Boundary effects in a three-state modified voter model for languages
T. Hadzibeganovic, D. Stauffer, C. Schulze

TL;DR
This paper investigates how boundary conditions and noise influence opinion dynamics in a modified three-state voter model, revealing that boundaries can determine the dominant choice and noise stabilizes diverse opinions.
Contribution
It introduces a modified three-state voter model with boundary effects and noise, highlighting their roles in opinion stability and dominance, supported by Monte Carlo simulations.
Findings
Boundaries can lead to the dominance of a single choice.
Noise stabilizes the coexistence of all three opinions.

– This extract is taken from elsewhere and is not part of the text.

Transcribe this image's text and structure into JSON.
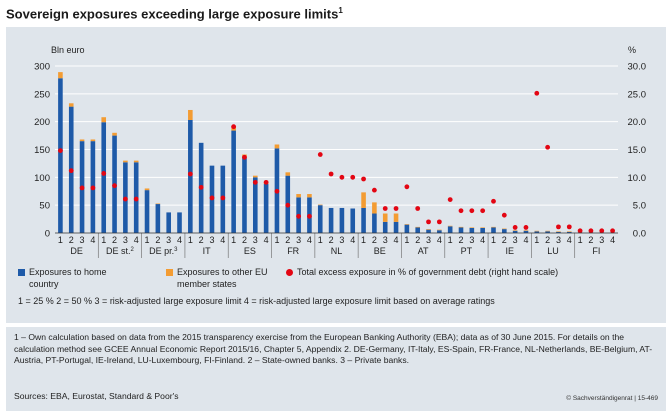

Removing fixed boundaries can change the winning opinion.
Abstract
The standard three-state voter model is enlarged by including the outside pressure favouring one of the three choices and by adding some biased internal random noise. The Monte Carlo simulations are motivated by states with the population divided into three groups of various affinities to each other. We show the crucial influence of the boundaries for moderate lattice sizes like 500 x 500. By removing the fixed boundary at one side, we demonstrate that this can lead to the victory of one single choice. Noise in contrast stabilizes the choices of all three populations. In addition, we compute the persistence probability, i.e., the number of sites who have never changed their opinion during the simulation, and we consider the case of "rigid-minded" decision makers.